Thinking quickly, Spencer deduces, “That’s *it!* I used the same steroids feeding formula as the other plants! This particular one grew so big and strong because of that soil I took from *Honeybear Gulch!* Hmmm – its berries would contain the same steroids chemicals which affected the plant…”

(Betty Craks? Honeybear Gulch? What’s up with Hartnell names, anyway? But ssssh, Jim’s still thinking.)

“In that case,” grind the mental gears, “those steroids chemicals might make the human body big and strong, too! I’ll eat some of the berries! Maybe they’ll do what nothing else can do for me!”

By the next morning, Spencer is so muscle-bound his parents don’t recognize him. How stunned are they? Says mom: “Oh my gracious!” Says dad: “I’m bewildered!”
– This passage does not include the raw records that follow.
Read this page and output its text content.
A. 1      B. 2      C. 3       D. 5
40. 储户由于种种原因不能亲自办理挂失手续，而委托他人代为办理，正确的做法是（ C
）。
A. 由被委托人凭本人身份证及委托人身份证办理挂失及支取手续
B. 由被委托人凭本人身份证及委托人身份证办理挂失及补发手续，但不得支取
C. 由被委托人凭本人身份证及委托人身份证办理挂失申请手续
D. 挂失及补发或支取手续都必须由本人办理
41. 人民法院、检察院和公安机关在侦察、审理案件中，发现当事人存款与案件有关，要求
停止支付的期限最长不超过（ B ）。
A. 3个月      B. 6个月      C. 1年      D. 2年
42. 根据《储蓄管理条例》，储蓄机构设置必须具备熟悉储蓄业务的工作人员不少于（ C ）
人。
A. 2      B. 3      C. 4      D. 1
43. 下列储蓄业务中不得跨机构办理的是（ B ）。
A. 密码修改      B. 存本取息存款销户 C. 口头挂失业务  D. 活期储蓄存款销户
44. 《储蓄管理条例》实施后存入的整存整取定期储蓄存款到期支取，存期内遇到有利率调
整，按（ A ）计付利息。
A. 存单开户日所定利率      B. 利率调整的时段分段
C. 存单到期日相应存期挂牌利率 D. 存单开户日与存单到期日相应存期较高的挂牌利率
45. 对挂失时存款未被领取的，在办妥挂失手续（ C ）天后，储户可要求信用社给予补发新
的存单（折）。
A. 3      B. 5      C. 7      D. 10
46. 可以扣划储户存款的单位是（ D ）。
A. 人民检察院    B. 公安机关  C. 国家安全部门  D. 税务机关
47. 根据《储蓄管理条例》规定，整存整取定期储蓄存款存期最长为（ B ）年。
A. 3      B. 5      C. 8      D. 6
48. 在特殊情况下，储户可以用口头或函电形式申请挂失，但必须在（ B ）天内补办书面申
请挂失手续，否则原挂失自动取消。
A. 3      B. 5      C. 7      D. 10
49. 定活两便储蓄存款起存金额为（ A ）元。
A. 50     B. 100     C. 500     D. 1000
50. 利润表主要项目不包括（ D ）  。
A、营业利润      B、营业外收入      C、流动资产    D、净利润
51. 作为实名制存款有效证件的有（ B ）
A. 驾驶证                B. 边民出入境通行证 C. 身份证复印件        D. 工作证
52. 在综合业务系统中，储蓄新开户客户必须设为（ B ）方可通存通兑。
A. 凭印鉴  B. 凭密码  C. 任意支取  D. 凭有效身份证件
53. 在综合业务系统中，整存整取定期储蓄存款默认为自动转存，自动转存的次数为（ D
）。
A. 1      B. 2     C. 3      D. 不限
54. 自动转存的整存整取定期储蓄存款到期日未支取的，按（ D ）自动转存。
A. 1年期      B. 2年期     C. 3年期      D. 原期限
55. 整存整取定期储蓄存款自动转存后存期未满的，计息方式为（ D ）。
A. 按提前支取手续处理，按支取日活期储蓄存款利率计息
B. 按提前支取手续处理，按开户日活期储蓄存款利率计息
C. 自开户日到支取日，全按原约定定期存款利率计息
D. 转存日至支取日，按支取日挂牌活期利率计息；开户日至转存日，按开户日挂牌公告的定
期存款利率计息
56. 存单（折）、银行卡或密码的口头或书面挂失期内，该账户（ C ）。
Oh, and revelations upon revelations: It turns out that Jim’s dad’s the coach. And apparently there’s no problem in the DC Universe’s NCAA vis-à-vis inserting a new player onto the roster and into the starting lineup after the season has begun.

In his first game, Spencer runs back the opening kickoff, runs back an interception for a touchdown, runs in a point return, scores three more TDs and finally caps his scoring at 42 points with the game’s final tally 72-0. This, of course, begs the question of sportsmanship on the part of Coach Dad, but no matter: Check out the awesome Dark Knight Returns-esque panel above right that concludes page six of the story.

Now, back to the game.

Hartnell goes on to win the next one, 56-0, presumably resulting in a good verbal reaming in the locker room post-game from coach Spencer for not at least breaking 60. A crushing of Border Mines comes next, followed by angst on Jim’s part: “The effect of the steroids berries must be wearing off. My body is returning to normal – *weak* and scrawny! I’ve got to eat more of these steroids berries – if I’m to stay big and strong!”

But … tragedy! “The plant’s all withered up … dead! I’ve been so busy practicing football – I’ve neglected it! There’s only one thing to do – get more of that soil from *Honeybear Gulch!*”

Now go ahead and take a look at that panel again. How is it that all the other plants there are fine and green? C’mon, Jim was so “busy practicing football” that he forgot his drug berry supply? The lesson here: Berries also affect you mentally. (One wonders, too, what the effects of the miracle fruit might have on the Spencer family jewels – Betty Craks might be in for a disappointment, even if Jim is a football hero, eh?)

Naturally, however, the magic soil has washed away and Spencer tries to grow plants from the second layer. Nothing. He even eats a big plate of the remaining soil straight. Nah, BuckBokai made that up.

Instead, the entire universe seems to be on berries for subsequent panels, as the biggest failing among all the lovable idiosyncrasies of “Strange Sports Stories” is the sloppy and convenient belief that the physical aspect of sport can be made completely irrelevant – seriously, wait ‘til you see Brave and the Bold #46, featuring “The Hot-Shot Hoopsters.”

BuckBokai realizes that the editorial board of DC Comics has always consisted primarily of dudes on the wrong side of the Charles Atlas adverts, but come on, guys … Or is this what the talking heads mean when they discuss the “physical teams” of the NBA as though basketball is played in a virtual reality machine.

In this case, the fuzzy logic runs, “There may be a chance – if I can conserve my strength – that I needn’t give up football completely. It’ll mean being tricky – but it’s for a good cause.”

Sigh. Didn’t George Plimpton say something akin to “it is impossible to convey the speed at which things happen at the offensive line” in Paper Lion? Wasn’t normal brainy guy Plimpton dropped for a loss three consecutive times he got a turn at quarterback in an intrasquad exhibition?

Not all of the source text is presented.